Decisions as Branches: Introducing the Binary Tree
Let’s start with a fundamental concept from computer science: the tree, specifically a binary tree. Trees are everywhere in computing, forming the backbone of countless algorithms and systems we use daily. In simple terms, a binary tree is a structure where each point (or node) can branch off into at most two other points. Think of it like a series of Yes/No questions.
Computer scientists often draw trees “upside down,” with the starting point (root) at the top. This feels intuitive when thinking about data flow or, in our case, the flow of time and decisions.
How does this relate to life and regret? We can use a binary tree to model the decision moments in our lives. Imagine each node represents a moment where a choice is made. For simplicity, let’s represent every choice as a binary Yes/No decision (though real life is more nuanced, this model captures the core idea). From the most trivial choices (chicken or fish for dinner?) to the most significant (take the job offer? propose marriage?), life is a constant stream of decisions.
Consciously or not, a choice is always made, launching us onto a specific path or branch of the tree. We travel along that branch until the next decision node, where another choice leads us down a new branch. Our entire life, from a starting point (like turning 18) until the end, can be visualized as a unique path from the root of this decision tree to one of its endpoints (a leaf node).
The Astonishing Scale of Possible Lives
Let’s analyze the structure of this decision tree. A key property is its height (H), which is the number of decision levels from the root to the furthest leaf.
Notice a pattern: each node potentially gives rise to two new nodes at the next level down. This doubling effect means the number of nodes at a specific level (L) grows exponentially. We can represent this using powers of 2:
| Level | Nodes at this Level | Calculation |
|---|---|---|
| 0 | 1 | $2^0$ |
| 1 | 2 | $2^1$ |
| 2 | 4 | $2^2$ |
| 3 | 8 | $2^3$ |
| 4 | 16 | $2^4$ |
| 5 | 32 | $2^5$ |
| … | … | … |
| H | $2^H$ | $2^H$ |
The total number of nodes in a complete binary tree of height H (where every level is full) is $2^{H+1} - 1$. Why? Think of building the tree level by level. Level 0 has $1$ node. Level 1 adds $2$ nodes. Level 2 adds $4$ nodes, and so on, up to level H which adds $2^H$ nodes. The total is $1 + 2 + 4 + … + 2^H$. This is a geometric series. A quick way to see the result is to imagine adding just one more node at level H+1. This would conceptually complete the next level, giving a total of $2^{H+1}$ leaves at that imaginary level. The total number of nodes in the tree up to level H is always one less than the number of potential nodes at level H+1. Hence, $2^{H+1} - 1$.
Now, let’s consider the paths. A unique path represents a complete sequence of decisions from the start (root) to a final outcome (leaf).

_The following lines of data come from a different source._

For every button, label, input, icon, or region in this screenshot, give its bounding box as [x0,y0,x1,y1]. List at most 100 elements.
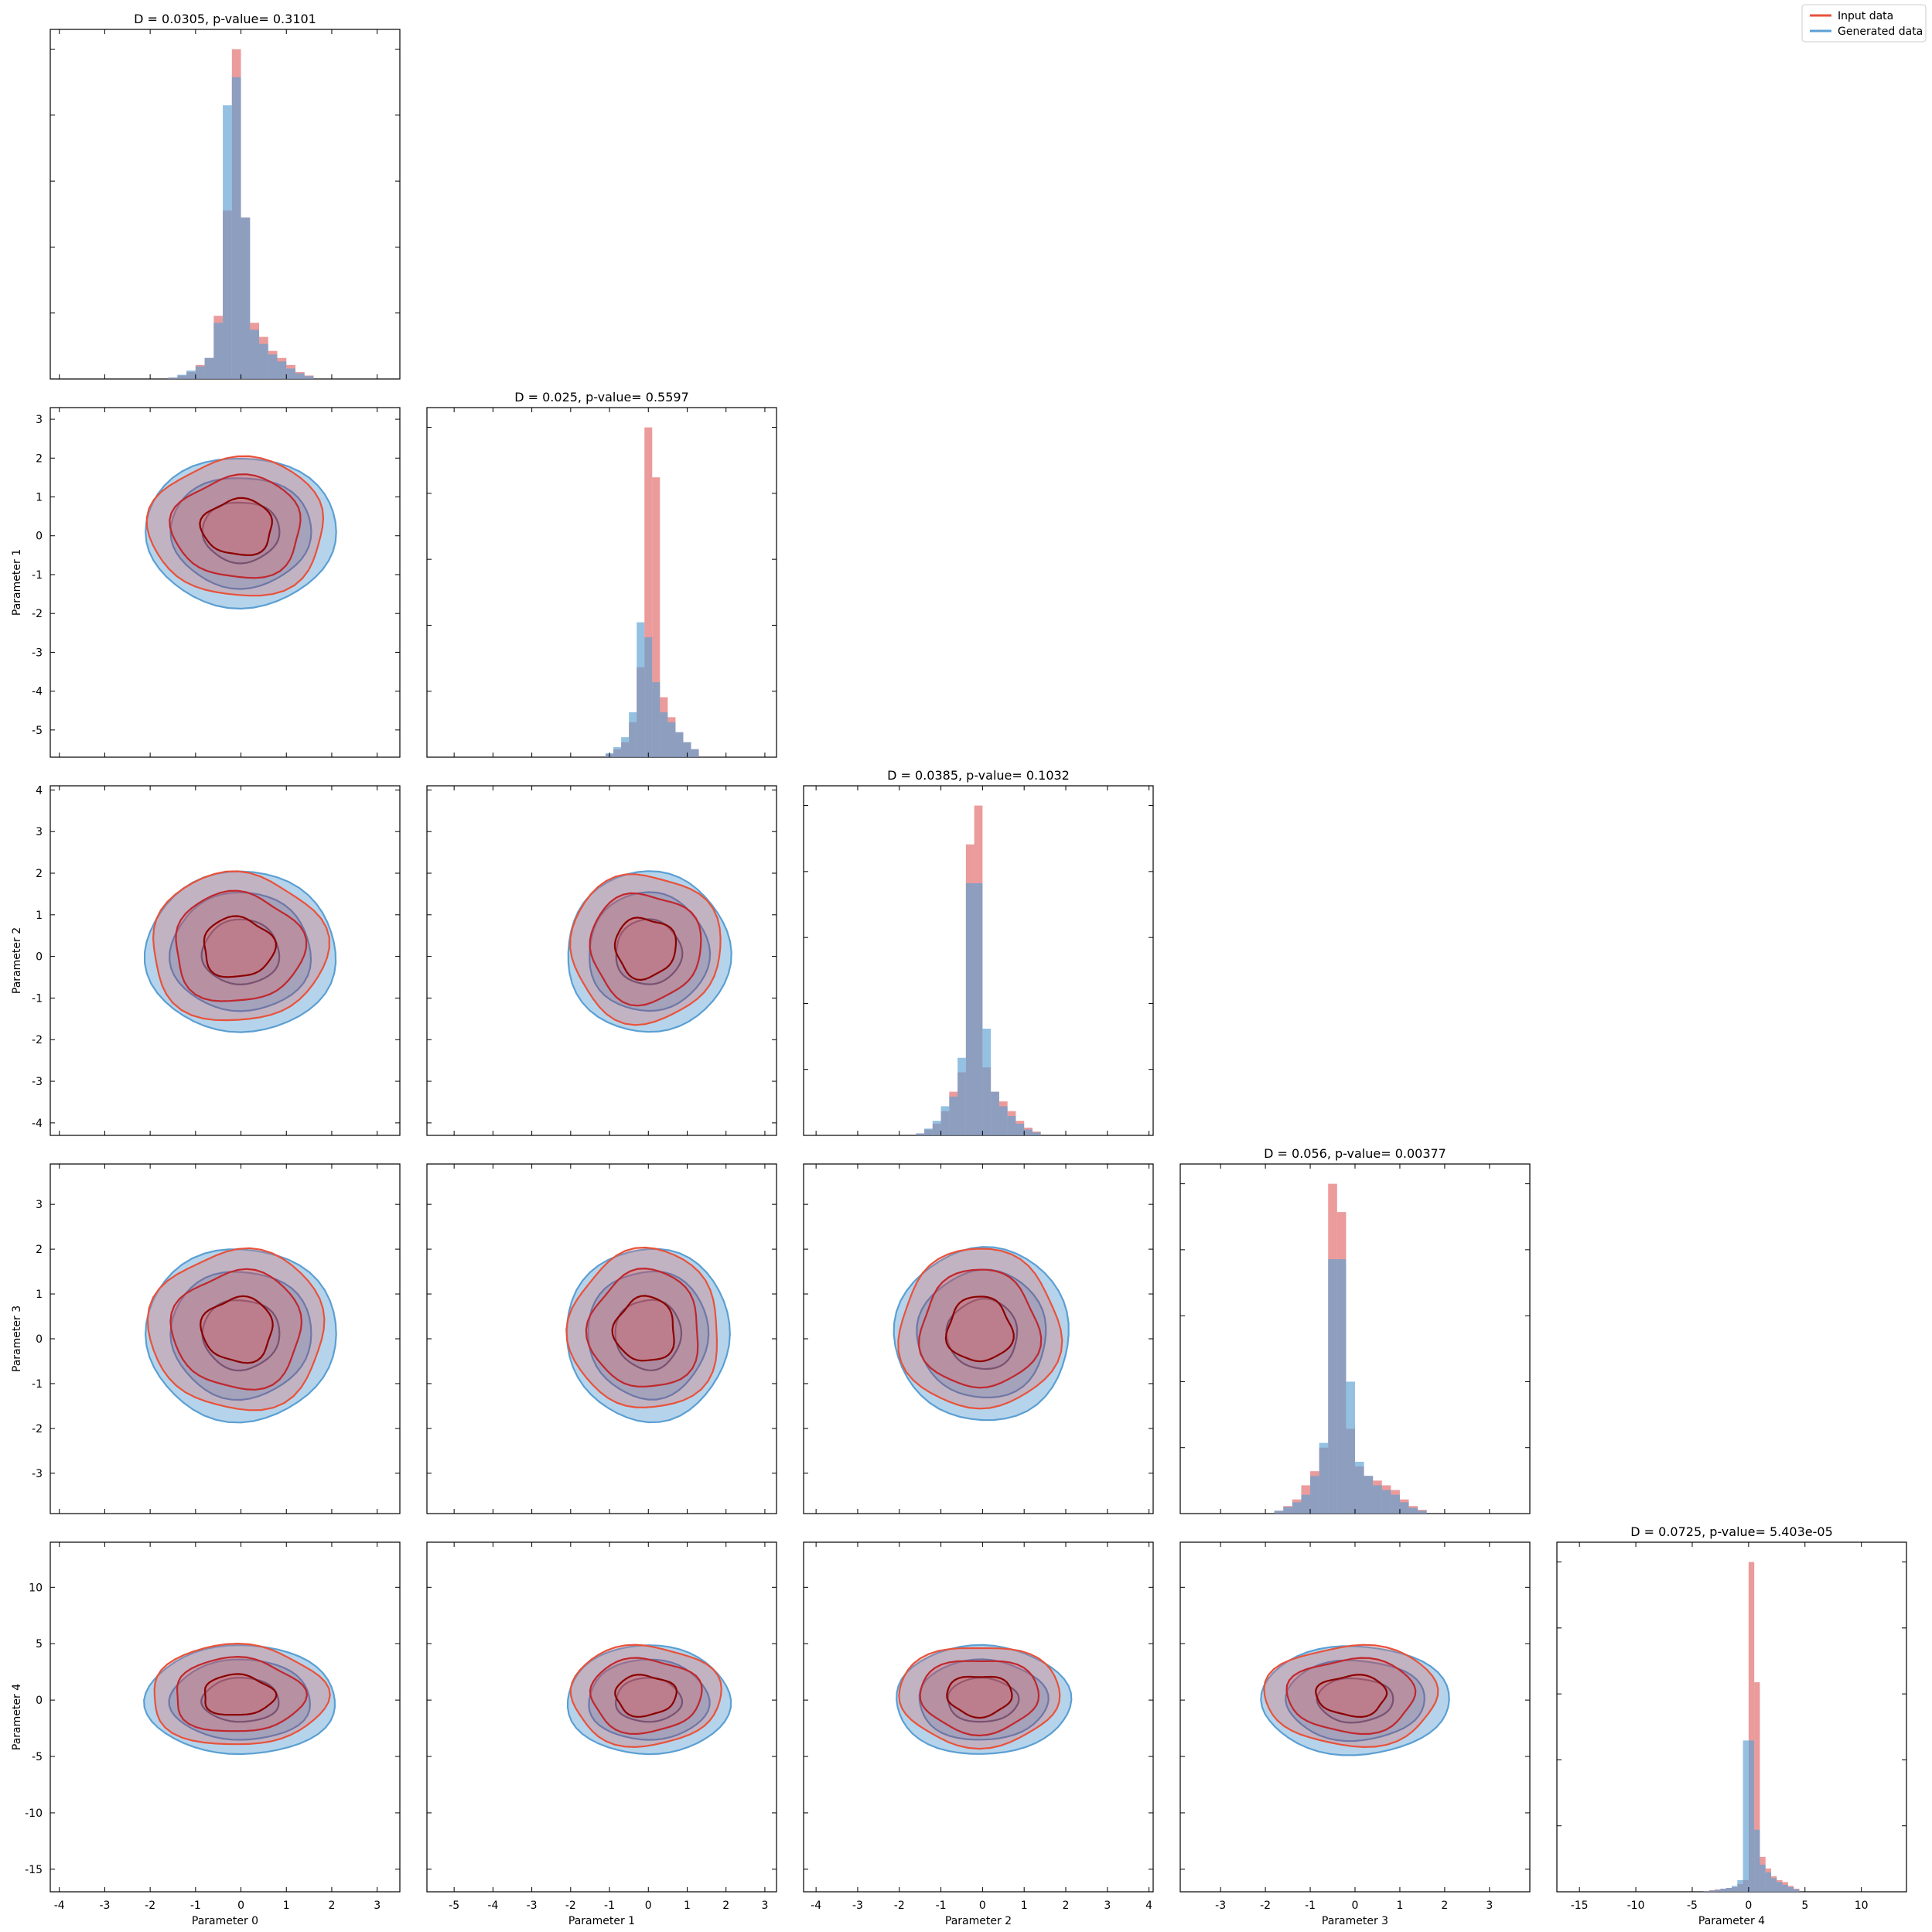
x-tick-label: 0 [979,1900,986,1912]
input-bar [1748,1562,1755,1892]
generated-bar [1408,1507,1418,1514]
generated-bar [1292,1502,1302,1514]
input-contour [589,1657,703,1736]
generated-contour [588,1658,711,1741]
y-tick-label: -3 [32,1076,43,1088]
x-tick-label: 2 [722,1900,729,1912]
y-tick-label: -1 [32,1378,43,1391]
generated-bar [1399,1502,1409,1514]
generated-bar [613,747,622,757]
input-contour [585,1267,699,1388]
y-axis-label: Parameter 2 [11,927,23,994]
y-tick-label: 0 [36,951,43,964]
generated-bar [982,1029,992,1135]
x-tick-label: 1 [283,1900,290,1912]
panel-frame [426,407,777,758]
generated-bar [223,105,232,379]
x-tick-label: 3 [1104,1900,1111,1912]
generated-bar [637,622,645,757]
generated-contour [169,891,312,1012]
x-tick-label: -5 [449,1900,459,1912]
y-tick-label: -4 [32,1118,43,1130]
generated-bar [667,722,676,757]
y-tick-label: -1 [32,992,43,1005]
generated-bar [1715,1889,1721,1892]
x-tick-label: -1 [604,1900,615,1912]
input-contour [176,1655,309,1732]
x-tick-label: -3 [527,1900,538,1912]
hist-panel-2: D = 0.0385, p-value= 0.1032 [803,768,1154,1136]
x-tick-label: 0 [1745,1900,1752,1912]
x-tick-label: 3 [1486,1900,1493,1912]
generated-bar [1391,1494,1400,1514]
hist-panel-0: D = 0.0305, p-value= 0.3101 [49,12,401,380]
generated-bar [195,366,205,379]
contour-panel-4-2: -4 -3 -2 -1 0 1 2 3 4 Parameter 2 [803,1541,1154,1927]
generated-bar [231,77,241,379]
legend-label: Generated data [1838,26,1923,38]
generated-bar [675,732,684,757]
generated-bar [1364,1476,1374,1514]
input-bar [1754,1682,1760,1892]
generated-bar [644,637,653,757]
generated-bar [168,377,178,379]
y-tick-label: 3 [36,1199,43,1211]
x-tick-label: -3 [852,1900,863,1912]
generated-bar [1319,1442,1329,1514]
x-tick-label: -2 [145,1900,155,1912]
y-tick-label: 5 [36,1638,43,1650]
hist-panel-3: D = 0.056, p-value= 0.00377 [1179,1146,1531,1514]
legend: Input data Generated data [1801,4,1927,43]
generated-bar [1703,1890,1709,1892]
panel-frame [49,407,401,758]
y-tick-label: -2 [32,1423,43,1435]
generated-bar [940,1106,950,1135]
y-tick-label: 4 [36,784,43,797]
generated-bar [621,737,630,757]
x-tick-label: 1 [684,1900,691,1912]
x-tick-label: -1 [190,1900,201,1912]
generated-bar [213,323,224,379]
generated-bar [1720,1888,1726,1892]
contour-panel-3-1 [426,1163,777,1514]
panel-frame [49,785,401,1136]
x-tick-label: -10 [1627,1900,1645,1912]
x-tick-label: 2 [1063,1900,1070,1912]
x-tick-label: 1 [1021,1900,1028,1912]
input-contour [614,1674,678,1718]
y-tick-label: -15 [25,1864,43,1876]
input-contour [944,1295,1015,1363]
contour-panel-2-0: -4 -3 -2 -1 0 1 2 3 4 Parameter 2 [11,784,401,1136]
hist-panel-1: D = 0.025, p-value= 0.5597 [426,390,777,758]
generated-bar [277,361,287,379]
generated-bar [1328,1259,1337,1514]
y-tick-label: -4 [32,686,43,698]
generated-bar [1708,1890,1715,1892]
input-contour [917,1268,1043,1389]
x-axis-label: Parameter 3 [1322,1915,1388,1927]
y-tick-label: -3 [32,647,43,659]
generated-bar [1725,1887,1732,1892]
x-tick-label: 0 [237,1900,244,1912]
generated-bar [1024,1129,1033,1135]
generated-bar [1777,1882,1783,1892]
input-contour [613,917,678,981]
generated-bar [652,682,660,757]
y-tick-label: 0 [36,1695,43,1707]
contour-panel-4-3: -3 -2 -1 0 1 2 3 Parameter 3 [1179,1541,1531,1927]
generated-bar [1336,1259,1347,1514]
y-axis-label: Parameter 4 [11,1684,23,1750]
y-tick-label: 2 [36,868,43,880]
generated-bar [186,370,196,379]
contour-panel-3-2 [803,1163,1154,1514]
generated-bar [177,374,187,379]
generated-bar [1007,1115,1016,1135]
contour-panel-2-1 [426,785,777,1136]
x-tick-label: 0 [645,1900,652,1912]
legend-label: Input data [1838,10,1893,22]
x-tick-label: 2 [1441,1900,1448,1912]
input-contour [203,915,278,978]
input-contour [169,473,302,579]
y-tick-label: 10 [29,1582,43,1594]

In a binary tree of height H, the total number of unique paths from the root to a leaf node at that level is $2^H$. Why? At each level L (from 0 to H-1), every node presents a choice that splits into two branches. To reach a specific leaf at level H, you must make H distinct binary choices. Since there are 2 options for each of the H choices, the total number of distinct choice sequences (paths) is $2 \times 2 \times … \times 2$ (H times), which is $2^H$. Each distinct path represents one possible unique life trajectory based on the sequence of decisions made.

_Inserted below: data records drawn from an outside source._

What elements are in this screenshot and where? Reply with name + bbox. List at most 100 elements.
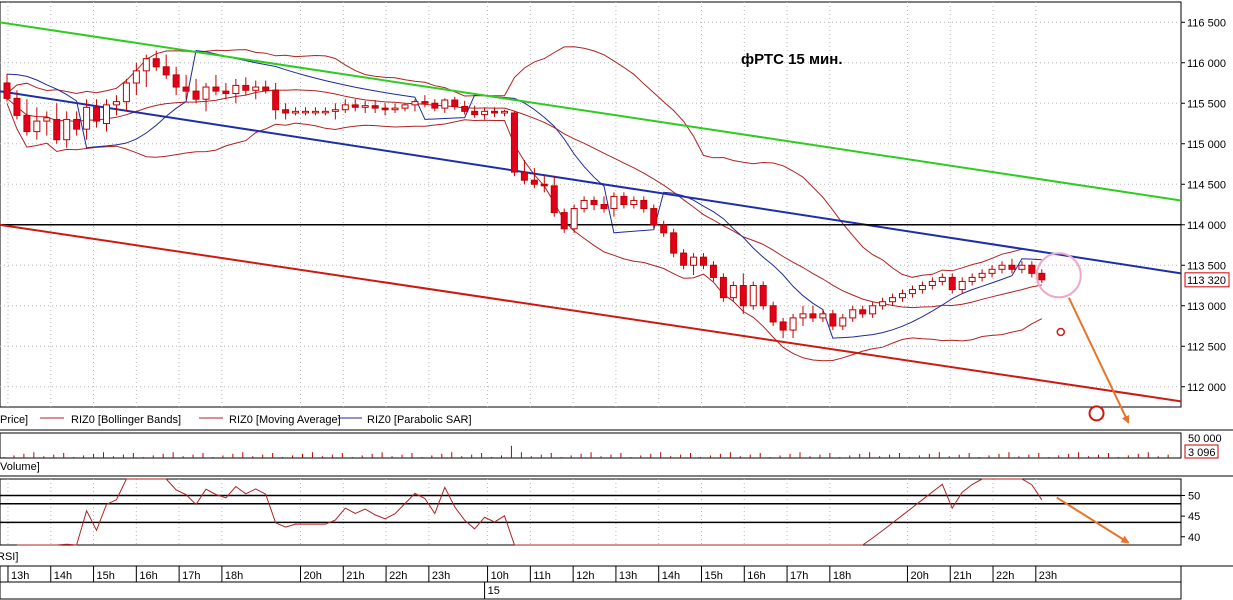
candle: [451, 96, 459, 110]
time-axis-label: 21h: [346, 570, 364, 582]
candle: [928, 277, 936, 290]
time-labels: 13h 14h 15h 16h 17h 18h 20h 21h 22h 23h 10h 11h 12h 1…: [7, 566, 1057, 599]
candle: [839, 313, 847, 331]
candle: [222, 83, 230, 100]
candle: [471, 105, 479, 118]
time-axis-label: 12h: [576, 570, 594, 582]
candle-body-up: [252, 86, 260, 91]
candle-body-down: [759, 285, 767, 307]
candle-body-up: [570, 208, 578, 230]
candle-body-up: [789, 317, 797, 331]
candle: [859, 305, 867, 318]
candle: [93, 99, 101, 128]
candle-body-up: [311, 110, 319, 114]
candle: [341, 99, 349, 113]
candle: [112, 95, 120, 116]
candle-body-down: [560, 212, 568, 230]
candle: [501, 109, 508, 117]
candle: [381, 103, 389, 116]
candle: [660, 220, 668, 237]
candle-body-down: [13, 97, 21, 116]
candle: [809, 305, 817, 322]
time-axis-label: 18h: [833, 570, 851, 582]
time-axis-label: 15h: [97, 570, 115, 582]
candle-body-down: [660, 224, 668, 234]
candle-body-down: [272, 89, 280, 111]
rsi-annotations: [1056, 496, 1130, 544]
legend-item-parabolic-sar: RIZ0 [Parabolic SAR]: [367, 414, 472, 426]
candle-body-down: [520, 171, 528, 181]
rsi-projection-arrow: [1056, 496, 1130, 544]
candle-body-down: [23, 114, 31, 133]
time-axis-label: 16h: [747, 570, 765, 582]
candle-body-down: [1038, 272, 1046, 281]
candle-body-up: [869, 305, 877, 315]
time-axis-label: 16h: [139, 570, 157, 582]
candle-body-up: [43, 117, 51, 122]
candle-body-up: [321, 110, 329, 114]
candle: [670, 228, 678, 258]
candle: [122, 78, 130, 112]
candle: [739, 273, 747, 314]
candle-body-down: [351, 104, 359, 108]
candle-body-up: [112, 101, 120, 106]
candle-body-down: [739, 285, 747, 307]
candle-body-up: [83, 106, 91, 130]
candle-body-up: [610, 195, 618, 210]
candle: [550, 176, 558, 217]
candle: [63, 111, 71, 148]
highlight-circle: [1035, 252, 1082, 299]
candle-body-up: [331, 109, 339, 112]
candle-body-up: [103, 104, 110, 125]
price-axis-tick-label: 114 000: [1187, 220, 1226, 232]
small-marker: [1056, 327, 1066, 337]
time-axis-label: 11h: [533, 570, 551, 582]
candle: [998, 261, 1006, 274]
candle-body-down: [371, 105, 379, 109]
candle: [600, 196, 608, 213]
candle-body-up: [958, 280, 966, 291]
time-axis-label: 18h: [225, 570, 243, 582]
candle: [282, 103, 290, 120]
candle: [729, 281, 737, 302]
candle: [431, 99, 439, 112]
candle-body-down: [242, 84, 250, 91]
candle-body-up: [690, 256, 698, 266]
candle-body-down: [222, 90, 230, 95]
candle-body-up: [1018, 264, 1026, 270]
time-axis-label: 22h: [996, 570, 1014, 582]
candle-body-down: [431, 102, 439, 109]
candle-body-down: [620, 195, 628, 205]
candle: [33, 107, 41, 140]
candle-body-up: [630, 199, 638, 205]
candle-body-down: [53, 118, 61, 141]
candle-body-down: [162, 66, 170, 76]
candle-body-up: [749, 285, 757, 307]
candle: [650, 204, 658, 229]
candle-body-down: [282, 109, 290, 114]
candle: [570, 204, 578, 233]
price-axis-tick-label: 116 000: [1187, 58, 1226, 70]
candle-body-up: [908, 289, 916, 295]
annotations: [1035, 252, 1130, 424]
candle-body-down: [510, 112, 518, 173]
candle: [391, 103, 399, 113]
candle: [311, 107, 319, 116]
legend-item-price: Price]: [0, 414, 28, 426]
candle: [73, 111, 81, 136]
moving-average-line: [6, 89, 1042, 309]
candle-body-up: [889, 297, 897, 303]
candle: [232, 78, 240, 104]
candle-body-up: [918, 285, 926, 291]
candle: [580, 196, 588, 213]
candle: [988, 265, 996, 278]
candle: [491, 107, 499, 118]
candle-body-up: [341, 104, 349, 111]
candle: [321, 107, 329, 116]
candle: [520, 159, 528, 185]
chart-title: фРТС 15 мин.: [741, 51, 843, 68]
volume-panel-frame: [0, 432, 1182, 459]
candle-body-up: [292, 110, 300, 114]
time-axis-label: 20h: [304, 570, 322, 582]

Putting It All Together: Why Regret is Computationally Unfeasible
Now, let’s apply this to a hypothetical lifetime. Assume we start making decisions at age 18 and continue until age 68, spanning 50 years. Let’s simplify further and assume a decision point occurs every single hour.

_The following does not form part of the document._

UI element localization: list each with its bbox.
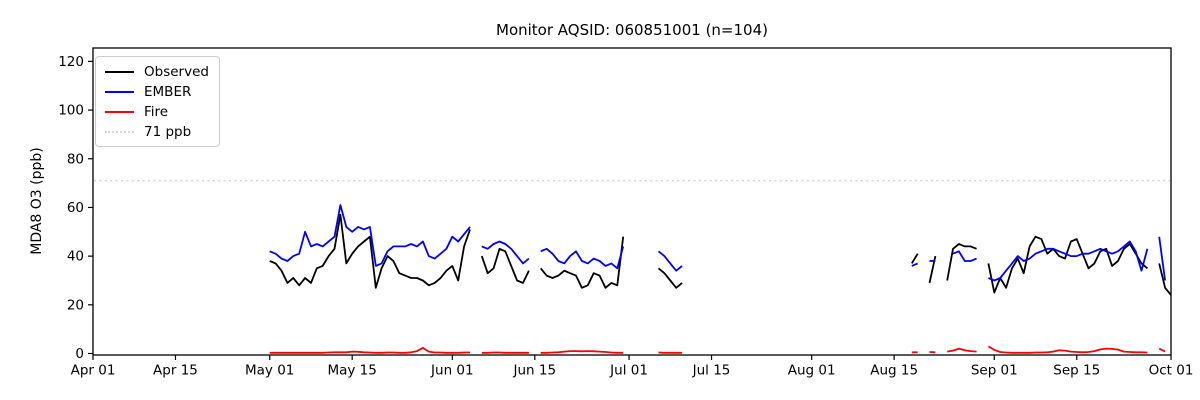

[!info] How many decision points (nodes) does this create? Number of decision points (H) = 50 years × 365 days/year × 24 hours/day = 438,000 hours
With H = 438,000 decision points, the total number of possible distinct life trajectories (paths from the root to a leaf) is $2^H = 2^{438,000}$.
This number is astronomically large, far exceeding the estimated number of atoms in the observable universe. It’s a number so vast it’s practically impossible to truly comprehend. $2^{438,000} \approx 10^{131,841}$ (This is 1 followed by over 131 thousand zeros!)
This immense number is why I’ve chosen to let go of regret. When I look back at a past decision point and feel a sudden emotion of “what if,” I remind myself of this tree. The path not taken wasn’t just one alternative; it was the entry point to an unimaginably vast tree of other possible lives, $2^k$ potential futures stemming from that single point onwards (where k is the remaining decision points).
There’s simply no way to know which of those countless trajectories would have been “better.” We lack the information and the computational capacity to evaluate even a minuscule fraction of them. This unknowability, combined with our natural human tendency towards counterfactual thinking (imagining alternatives, often unrealistically positive ones), makes regret a computationally unsound and emotionally draining exercise.
The past is just one path taken out of a near-infinite sea of possibilities. It cannot be changed, and its alternatives cannot be truly known. This perspective frees up mental and emotional energy. Instead of analyzing the unanalyzable past, I can focus entirely on the present node, the current decision point. Because, ultimately, that’s all that ever matters: what do I decide to do right now?